Beaufort Scale of Testing Software

I have been wanting to find a way to describe various forces and challenges we can apply when testing. One of the scales that appealed to me is the Beaufort Scale which is used to assess and communicate wind speeds based on observation (rather than precision). I propose we could use a similar scale for the test conditions we want to use when testing software and computer systems.

Illustration of the beaufort scale using a house, a tree and a flag

Beaufort Scale Illustration (from


What would I like to achieve by creating the scale?

What would I like to achieve when applying various scales as part of testing software and systems?

  • Devise ways to test software and systems at various values on the scale so we learn enough about the behaviours to make useful decisions we’re unlikely to regret.

Testing Beaufort Scale

Here is my initial attempt at describing a Testing Beaufort Scale:

  1. Calm: there’s nothing to disturb or challenge the software. Often it seems that much of the scripted testing that’s performed is done when the system is calm, nothing much else is happening, simply testing at a gentle, superficial level. (for the avoidance of doubt the tester may often be stressed doing such boring testing :P)
  2. Light Air:
  3. Gentle Breeze:
  4. Gale:
  5. Hurricane: The focus changes from continuing to operate to one that protects the safety and integrity of the system and data. Performance and functionality may be reduced to protect and enable essential services to be maintained/sustained while the forces are in operation.

Some examples

  • Network outages causing sporadic data loss
  • Database indexes cause slow performance and processing delays
  • Excessive message logging
  • Long running transactions (somewhat longer, or orders of magnitude longer).
  • Heavy workloads?
  • Loss and/or corruption in data, databases, indices, caches, etc.
  • Controlled system failover: instigated by humans where the failover is planned and executed according to the plan – here the focus isn’t on the testing the failover it’s on testing the systems and applications that use the resource that’s being failed-over.
  • Denial-of-Service: Service is denied when demand significantly exceeds the available supply. Often this is of system and service resources. Denials-of-Service exist when external attackers flood systems with requests. They can also exist when a system is performing poorly (for instance while running heavy-duty backups, updates, when indexes are corrupt or not available, etc. etc. Another source is when upstream server(s) unavailable causing queues to build and fill up which puts pressure on handling requests from users or other systems and services. c.f. resource exhaustion.
  • In-flight configuration changes e.g. changing IP address, routing, database tables, system patching, …
  • n Standard Deviations from ‘default’ or ‘standard’ configurations of systems and software. The further the system is from a relatively well known ‘norm’ the more likely it may behave in unexpected and sometimes undesirable ways. e.g. if a server is set to restart every minute, or only once every 5 years instead of every week (for instance) how does it cope, how does it behave, and how does its behaviour affect the users (and peers) of the server? Example: a session timeout of 720 minutes vs the default of 30 minutes.
  • Special characters in parameters or values, as can atypical values. c.f. data as code
  • Permission mismatches, abuses, and mal-configurations
  • Resource constraints may limit the abilities of a system to work, adapt and respond.
  • Increased latencies:
  • Unexpected system failover
  • Unimagined load (note: not unimaginable load or conditions, simply what the tester didn’t envisage might be the load under various conditions)

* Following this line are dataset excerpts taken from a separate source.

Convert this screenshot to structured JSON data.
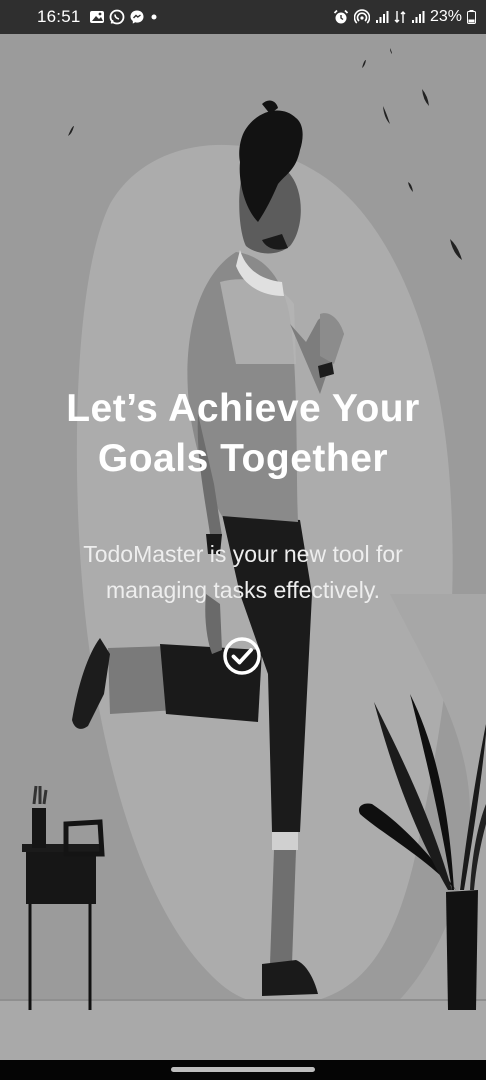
{
  "status_bar": {
    "time": "16:51",
    "left_icons": [
      "gallery-icon",
      "whatsapp-icon",
      "messenger-icon",
      "dot-icon"
    ],
    "right_icons": [
      "alarm-icon",
      "hotspot-icon",
      "signal-icon",
      "data-icon",
      "signal-icon",
      "battery-icon"
    ],
    "battery_percent": "23%"
  },
  "onboarding": {
    "headline_line1": "Let’s Achieve Your",
    "headline_line2": "Goals Together",
    "subtitle_line1": "TodoMaster is your new tool for",
    "subtitle_line2": "managing tasks effectively.",
    "action_icon": "check-circle-icon"
  },
  "colors": {
    "background": "#9a9a9a",
    "status_bar": "#2f2f2f",
    "text": "#ffffff",
    "nav_bar": "#050505"
  }
}
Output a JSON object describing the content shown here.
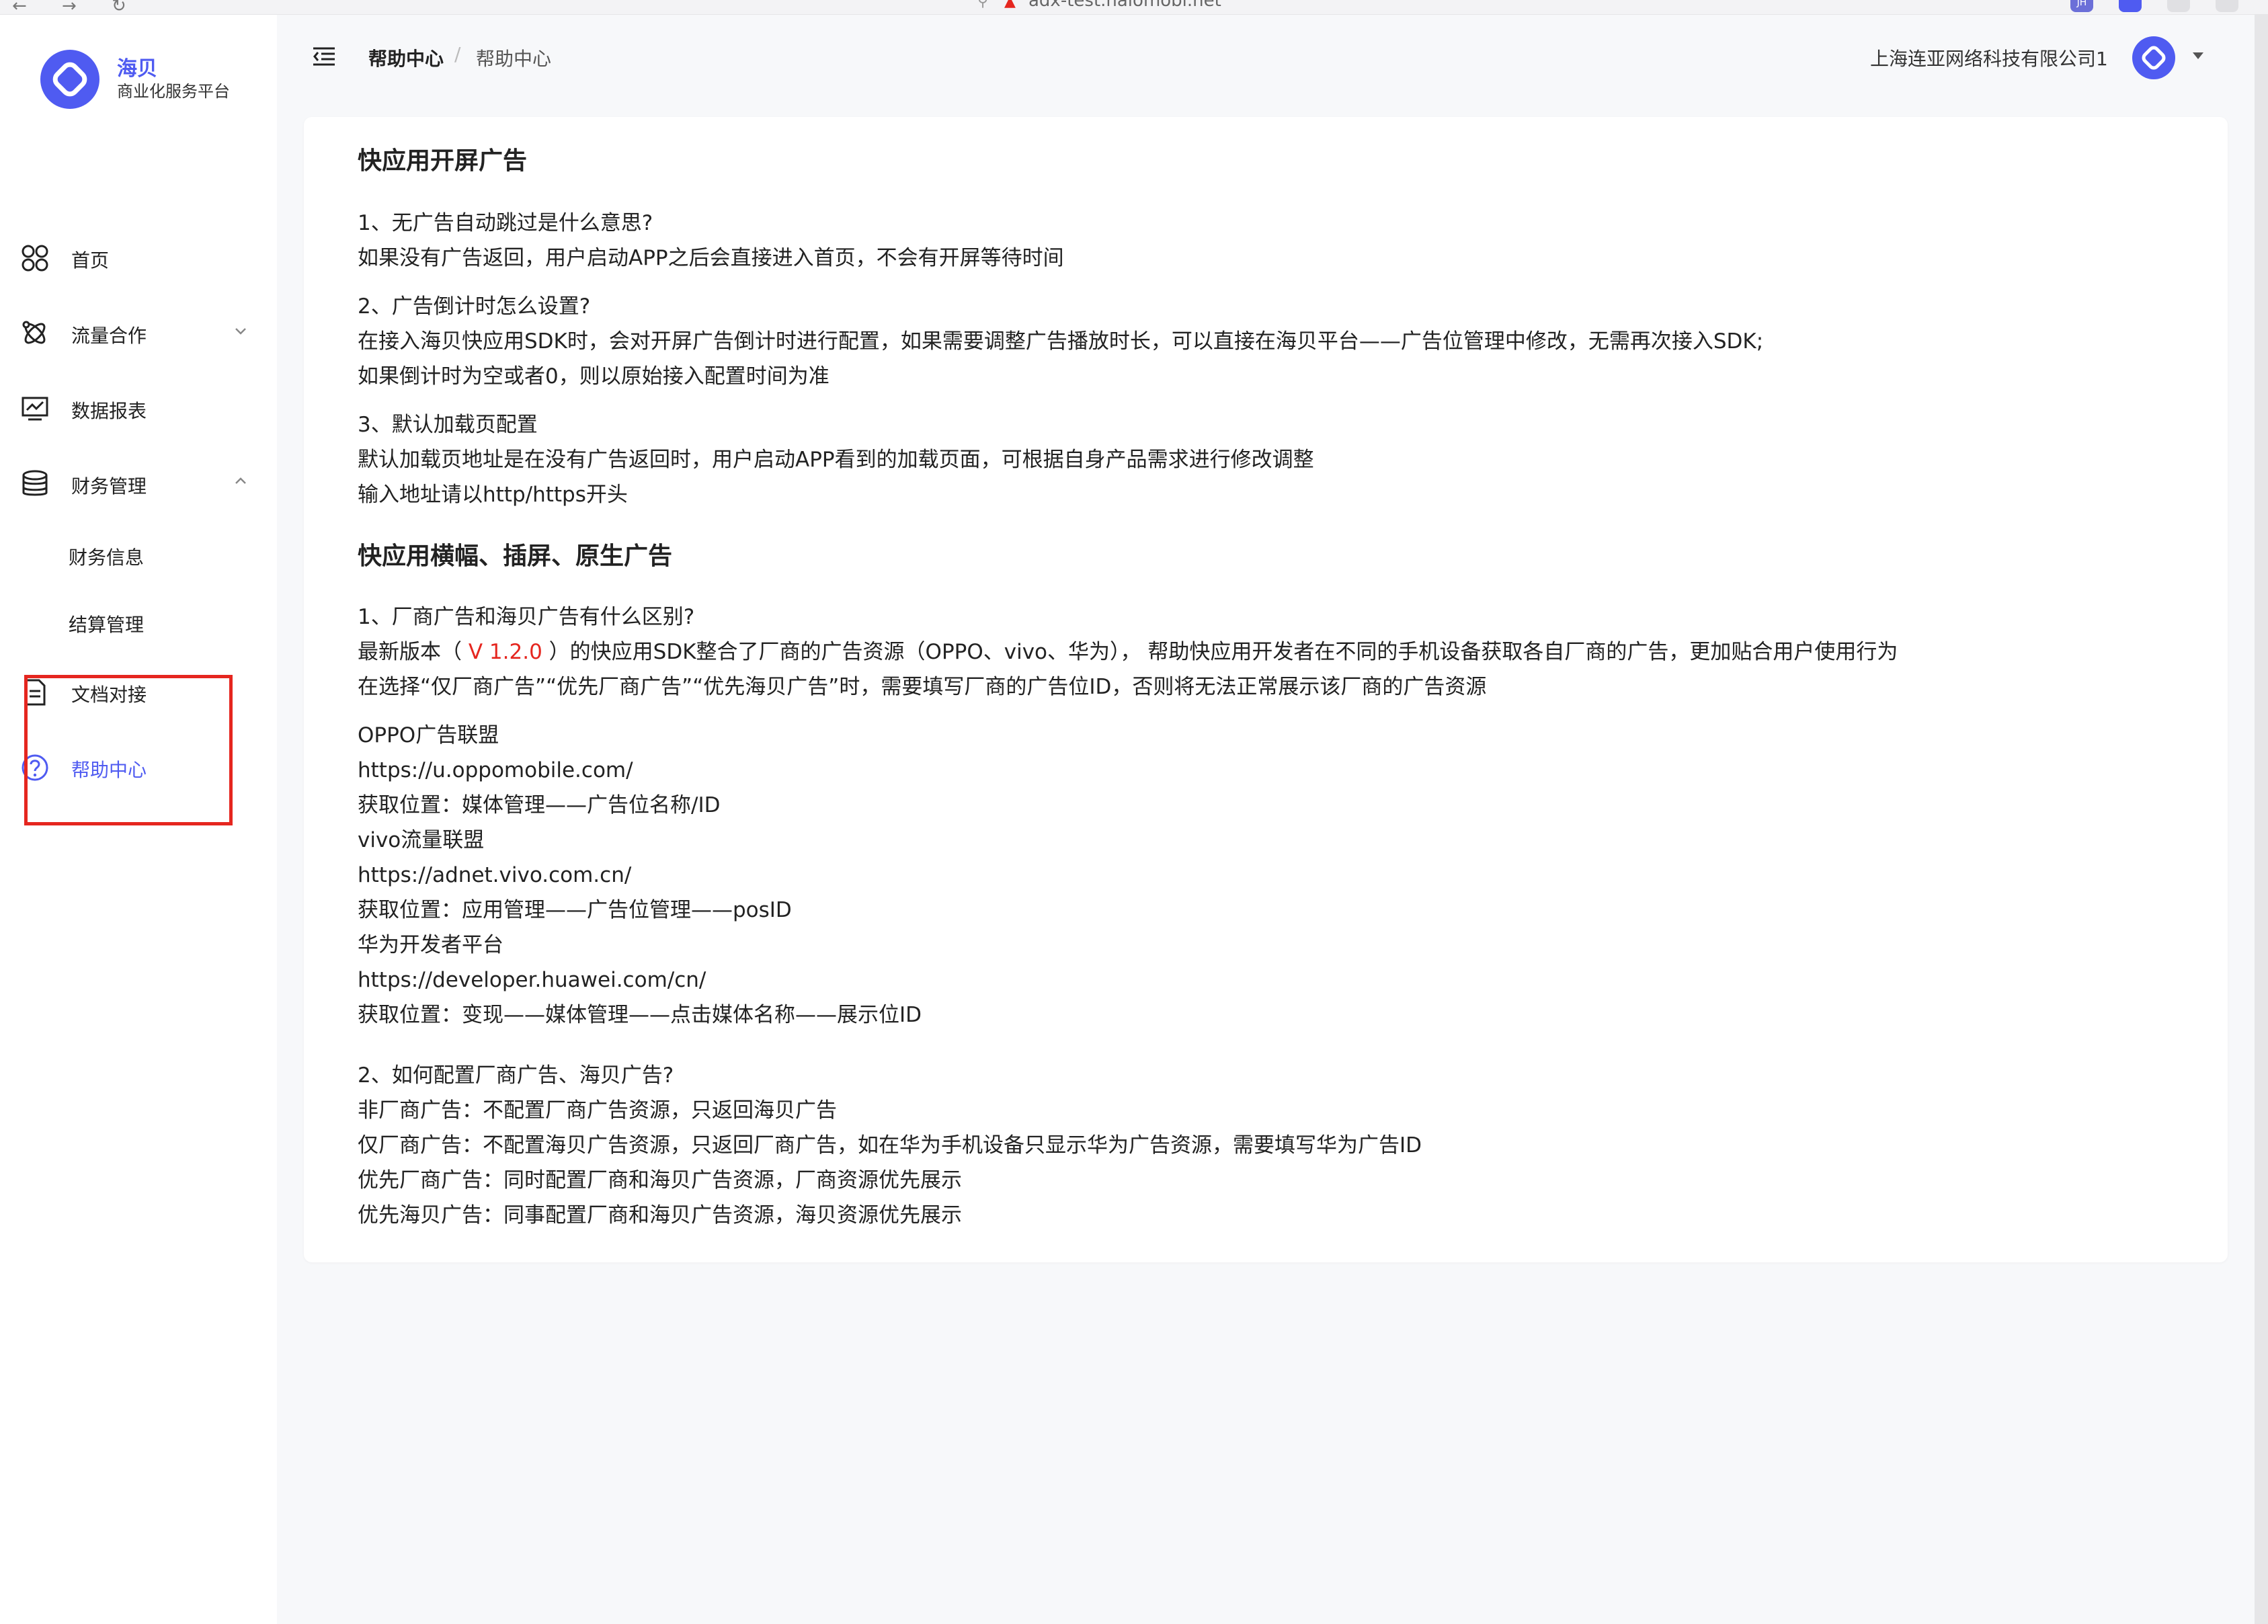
{
  "browser": {
    "url": "adx-test.haiomobi.net",
    "extension_badge": "JH"
  },
  "sidebar": {
    "brand_name": "海贝",
    "brand_subtitle": "商业化服务平台",
    "items": [
      {
        "label": "首页",
        "icon": "home-grid-icon"
      },
      {
        "label": "流量合作",
        "icon": "traffic-icon",
        "expanded": false
      },
      {
        "label": "数据报表",
        "icon": "report-chart-icon"
      },
      {
        "label": "财务管理",
        "icon": "finance-database-icon",
        "expanded": true
      },
      {
        "label": "文档对接",
        "icon": "document-icon"
      },
      {
        "label": "帮助中心",
        "icon": "help-circle-icon",
        "active": true
      }
    ],
    "finance_children": [
      "财务信息",
      "结算管理"
    ]
  },
  "header": {
    "breadcrumb": [
      "帮助中心",
      "帮助中心"
    ],
    "company": "上海连亚网络科技有限公司1"
  },
  "content": {
    "section1_title": "快应用开屏广告",
    "q1": "1、无广告自动跳过是什么意思?",
    "a1": "如果没有广告返回，用户启动APP之后会直接进入首页，不会有开屏等待时间",
    "q2": "2、广告倒计时怎么设置?",
    "a2_1": "在接入海贝快应用SDK时，会对开屏广告倒计时进行配置，如果需要调整广告播放时长，可以直接在海贝平台——广告位管理中修改，无需再次接入SDK;",
    "a2_2": "如果倒计时为空或者0，则以原始接入配置时间为准",
    "q3": "3、默认加载页配置",
    "a3_1": "默认加载页地址是在没有广告返回时，用户启动APP看到的加载页面，可根据自身产品需求进行修改调整",
    "a3_2": "输入地址请以http/https开头",
    "section2_title": "快应用横幅、插屏、原生广告",
    "q4": "1、厂商广告和海贝广告有什么区别?",
    "a4_prefix": "最新版本（ ",
    "a4_version": "V 1.2.0",
    "a4_suffix": " ）的快应用SDK整合了厂商的广告资源（OPPO、vivo、华为）， 帮助快应用开发者在不同的手机设备获取各自厂商的广告，更加贴合用户使用行为",
    "a4_2": "在选择“仅厂商广告”“优先厂商广告”“优先海贝广告”时，需要填写厂商的广告位ID，否则将无法正常展示该厂商的广告资源",
    "vendors": [
      "OPPO广告联盟",
      "https://u.oppomobile.com/",
      "获取位置：媒体管理——广告位名称/ID",
      "vivo流量联盟",
      "https://adnet.vivo.com.cn/",
      "获取位置：应用管理——广告位管理——posID",
      "华为开发者平台",
      "https://developer.huawei.com/cn/",
      "获取位置：变现——媒体管理——点击媒体名称——展示位ID"
    ],
    "q5": "2、如何配置厂商广告、海贝广告?",
    "a5": [
      "非厂商广告：不配置厂商广告资源，只返回海贝广告",
      "仅厂商广告：不配置海贝广告资源，只返回厂商广告，如在华为手机设备只显示华为广告资源，需要填写华为广告ID",
      "优先厂商广告：同时配置厂商和海贝广告资源，厂商资源优先展示",
      "优先海贝广告：同事配置厂商和海贝广告资源，海贝资源优先展示"
    ]
  },
  "colors": {
    "accent": "#4f5bf1",
    "highlight_border": "#e5261f",
    "version_text": "#e5261f"
  }
}
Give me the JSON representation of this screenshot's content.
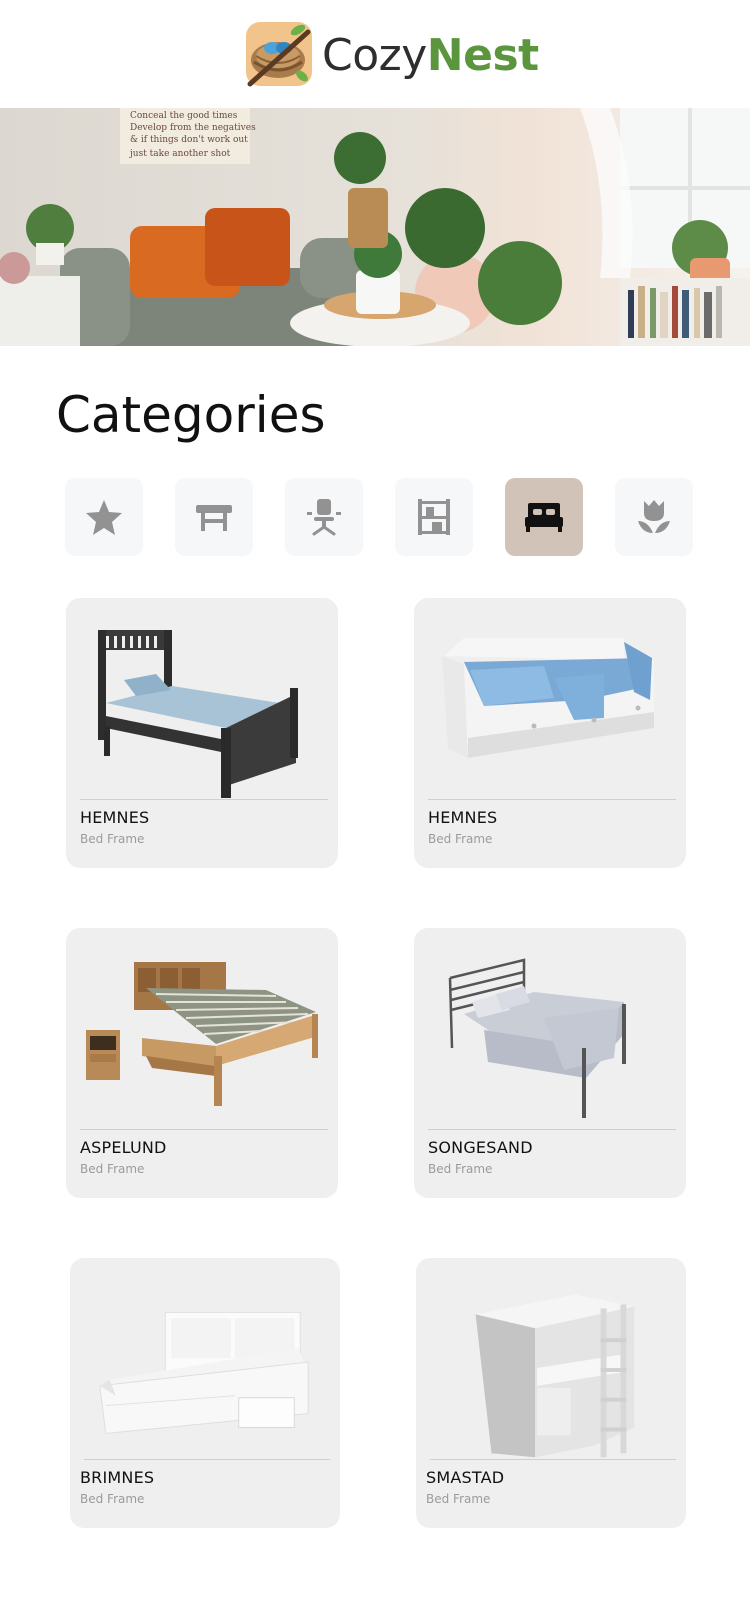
{
  "brand": {
    "part1": "Cozy",
    "part2": "Nest"
  },
  "hero": {
    "sign_lines": [
      "Conceal the good times",
      "Develop from the negatives",
      "& if things don't work out",
      "just take another shot"
    ]
  },
  "categories_title": "Categories",
  "category_icons": [
    "star-icon",
    "table-icon",
    "office-chair-icon",
    "shelf-icon",
    "bed-icon",
    "tulip-icon"
  ],
  "active_category": "bed-icon",
  "colors": {
    "brand_green": "#5b963f",
    "active_category_bg": "#d1c3b7",
    "card_bg": "#efefef"
  },
  "products": [
    {
      "name": "HEMNES",
      "type": "Bed Frame"
    },
    {
      "name": "HEMNES",
      "type": "Bed Frame"
    },
    {
      "name": "ASPELUND",
      "type": "Bed Frame"
    },
    {
      "name": "SONGESAND",
      "type": "Bed Frame"
    },
    {
      "name": "BRIMNES",
      "type": "Bed Frame"
    },
    {
      "name": "SMASTAD",
      "type": "Bed Frame"
    }
  ]
}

What to consider measuring

Detecting the effects on the system… Can we define measures and boundaries (similar to equivalence partitions).

Lest we forget

From a broader perspective our work and our focus is often affected by the mood of customers, bosses, managers and stakeholders. These may raise our internal Beaufort Scale and adversely affect our ability to focus on our testing. Paradoxically being calm when the situation is challenging is a key success factor in achieving our mission and doing good work.

Cardboard systems and chocolate soldiers


Further reading

An attractive poster of the Beaufort Scale including how to set the sails on a sailing boat

A light-hearted look at scale of conflicts in bar-rooms (pubs)

M. L. Cummings:

Tools for testing kafka


I realised software tools would help us to test kafka in two key dimensions: performance and robustness. I started from knowing little about the tools or their capabilities although I was aware of jmeter which I’d used briefly over a decade ago.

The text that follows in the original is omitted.